How Rapidly ‘First Doses First’ Came to Britain

Tim Harford writes about the whiplash he experienced from the debate over delaying second doses in Britain.

What a difference a couple of weeks makes. In mid-December, I asked a collection of wise guests on my BBC radio programme How to Vaccinate the World about the importance of second doses. At that stage, Scott Gottlieb, former head of the US Food and Drug Administration, had warned against stockpiling doses just to be sure that second doses were certain to be available, Economists such as Alex Tabarrok of George Mason University had gone further: what if we gave people single doses of a vaccine instead of the recommended pair of doses, and thus reached twice as many people in the short term? This radical concept was roundly rejected by my panel

…. “This is an easy one, Tim, because we’ve got to go with the scientific evidence,” said Nick Jackson of the Coalition for Epidemic Preparedness Innovations. “And the scientific evidence is that two doses is going to provide the best protection.”
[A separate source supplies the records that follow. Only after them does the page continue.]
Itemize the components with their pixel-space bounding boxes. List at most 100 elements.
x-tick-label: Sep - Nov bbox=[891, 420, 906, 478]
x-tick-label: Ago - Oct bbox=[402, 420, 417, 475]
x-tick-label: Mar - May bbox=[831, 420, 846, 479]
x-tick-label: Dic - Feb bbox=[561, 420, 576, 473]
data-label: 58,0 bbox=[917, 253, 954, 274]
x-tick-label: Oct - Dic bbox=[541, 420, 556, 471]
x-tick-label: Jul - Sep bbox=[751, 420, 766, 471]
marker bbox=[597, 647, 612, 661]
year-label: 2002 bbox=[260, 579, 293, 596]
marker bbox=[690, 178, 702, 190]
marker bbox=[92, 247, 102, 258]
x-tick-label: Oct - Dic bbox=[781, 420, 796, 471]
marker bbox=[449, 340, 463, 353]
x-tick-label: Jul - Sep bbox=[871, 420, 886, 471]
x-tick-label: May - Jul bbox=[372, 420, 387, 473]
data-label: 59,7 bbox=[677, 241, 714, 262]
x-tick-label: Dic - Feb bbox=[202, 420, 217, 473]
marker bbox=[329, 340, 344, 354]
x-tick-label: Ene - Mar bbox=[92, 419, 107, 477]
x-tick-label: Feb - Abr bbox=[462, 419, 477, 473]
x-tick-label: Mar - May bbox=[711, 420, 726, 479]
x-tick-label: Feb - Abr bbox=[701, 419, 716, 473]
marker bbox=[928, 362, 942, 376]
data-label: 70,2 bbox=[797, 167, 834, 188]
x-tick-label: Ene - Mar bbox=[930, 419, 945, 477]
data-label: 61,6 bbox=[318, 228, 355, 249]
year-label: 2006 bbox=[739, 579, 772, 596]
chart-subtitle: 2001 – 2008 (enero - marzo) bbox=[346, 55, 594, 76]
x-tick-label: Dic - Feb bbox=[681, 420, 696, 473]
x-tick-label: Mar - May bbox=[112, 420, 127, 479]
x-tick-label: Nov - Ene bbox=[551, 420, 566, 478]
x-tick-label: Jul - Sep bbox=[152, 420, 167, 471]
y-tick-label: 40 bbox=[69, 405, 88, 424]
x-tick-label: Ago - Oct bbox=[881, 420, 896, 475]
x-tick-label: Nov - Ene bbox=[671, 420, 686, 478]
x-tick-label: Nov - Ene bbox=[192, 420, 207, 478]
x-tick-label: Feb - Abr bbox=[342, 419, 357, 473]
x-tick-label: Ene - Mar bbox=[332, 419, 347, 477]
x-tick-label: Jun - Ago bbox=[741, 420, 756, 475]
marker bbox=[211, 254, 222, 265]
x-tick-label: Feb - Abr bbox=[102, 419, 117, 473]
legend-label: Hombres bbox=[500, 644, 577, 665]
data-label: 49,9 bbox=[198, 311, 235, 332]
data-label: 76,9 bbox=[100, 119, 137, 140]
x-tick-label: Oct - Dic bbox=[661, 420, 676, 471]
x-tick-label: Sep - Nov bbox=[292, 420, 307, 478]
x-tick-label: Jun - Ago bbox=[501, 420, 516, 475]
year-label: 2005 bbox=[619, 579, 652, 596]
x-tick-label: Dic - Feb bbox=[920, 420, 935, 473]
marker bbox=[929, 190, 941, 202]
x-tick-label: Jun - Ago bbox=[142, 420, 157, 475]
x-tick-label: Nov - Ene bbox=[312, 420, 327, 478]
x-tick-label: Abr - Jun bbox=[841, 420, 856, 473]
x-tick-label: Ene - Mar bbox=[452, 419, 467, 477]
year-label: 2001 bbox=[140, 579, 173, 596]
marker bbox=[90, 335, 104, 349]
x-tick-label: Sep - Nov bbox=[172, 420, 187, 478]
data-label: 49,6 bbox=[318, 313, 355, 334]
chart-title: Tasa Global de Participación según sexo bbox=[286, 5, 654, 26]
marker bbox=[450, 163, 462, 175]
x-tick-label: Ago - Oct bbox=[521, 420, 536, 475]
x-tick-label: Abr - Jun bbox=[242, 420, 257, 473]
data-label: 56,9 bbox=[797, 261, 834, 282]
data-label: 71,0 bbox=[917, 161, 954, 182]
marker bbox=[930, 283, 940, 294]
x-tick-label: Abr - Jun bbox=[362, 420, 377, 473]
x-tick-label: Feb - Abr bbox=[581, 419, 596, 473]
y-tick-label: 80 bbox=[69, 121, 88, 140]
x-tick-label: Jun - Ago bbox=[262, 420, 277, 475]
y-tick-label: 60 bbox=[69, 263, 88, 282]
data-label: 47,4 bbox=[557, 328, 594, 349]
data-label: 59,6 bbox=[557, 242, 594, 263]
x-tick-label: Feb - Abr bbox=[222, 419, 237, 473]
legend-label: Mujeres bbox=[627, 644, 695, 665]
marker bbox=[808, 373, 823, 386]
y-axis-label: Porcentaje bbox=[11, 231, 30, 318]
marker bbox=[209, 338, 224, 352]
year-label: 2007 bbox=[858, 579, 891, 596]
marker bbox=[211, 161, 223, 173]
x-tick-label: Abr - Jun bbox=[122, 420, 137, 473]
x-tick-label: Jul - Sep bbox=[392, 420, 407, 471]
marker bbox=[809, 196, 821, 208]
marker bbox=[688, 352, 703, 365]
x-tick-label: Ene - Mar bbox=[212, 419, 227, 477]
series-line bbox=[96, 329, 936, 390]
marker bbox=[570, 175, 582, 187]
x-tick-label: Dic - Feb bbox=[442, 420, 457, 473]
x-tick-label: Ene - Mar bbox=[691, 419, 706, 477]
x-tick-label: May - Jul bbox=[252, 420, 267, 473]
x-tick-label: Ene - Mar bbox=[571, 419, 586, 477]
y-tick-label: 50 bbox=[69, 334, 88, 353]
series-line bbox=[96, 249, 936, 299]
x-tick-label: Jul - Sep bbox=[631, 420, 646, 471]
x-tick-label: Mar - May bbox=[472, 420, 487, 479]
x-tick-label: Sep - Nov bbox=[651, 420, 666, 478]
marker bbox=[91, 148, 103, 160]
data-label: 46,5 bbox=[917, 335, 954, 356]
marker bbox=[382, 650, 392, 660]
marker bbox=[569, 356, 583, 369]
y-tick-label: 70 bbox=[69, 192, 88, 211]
My other guests agreed, and no wonder: Jackson’s view was firmly in the scientific mainstream three weeks ago. But in the face of a shortage of doses and a rapidly spreading strain of “Super-Covid”, the scientific mainstream appears to have drifted. The UK’s new policy is to prioritise the first dose and to deliver the second one within three months rather than three weeks…..the recommendation comes not from ministers but from the Joint Committee on Vaccination and Immunisation (JCVI).

Strikingly, many scientists have given the move their approval.

See also Tyler’s previous post on this theme.

By the way, if the J&J single-dose vaccine comes in at say 80% effective it is going to be interesting to see how people go from ‘a single-dose at 80% effective is too dangerous to allow for 8-12 weeks’ to ‘isn’t it great we have a single-dose 80% effective vaccine!’.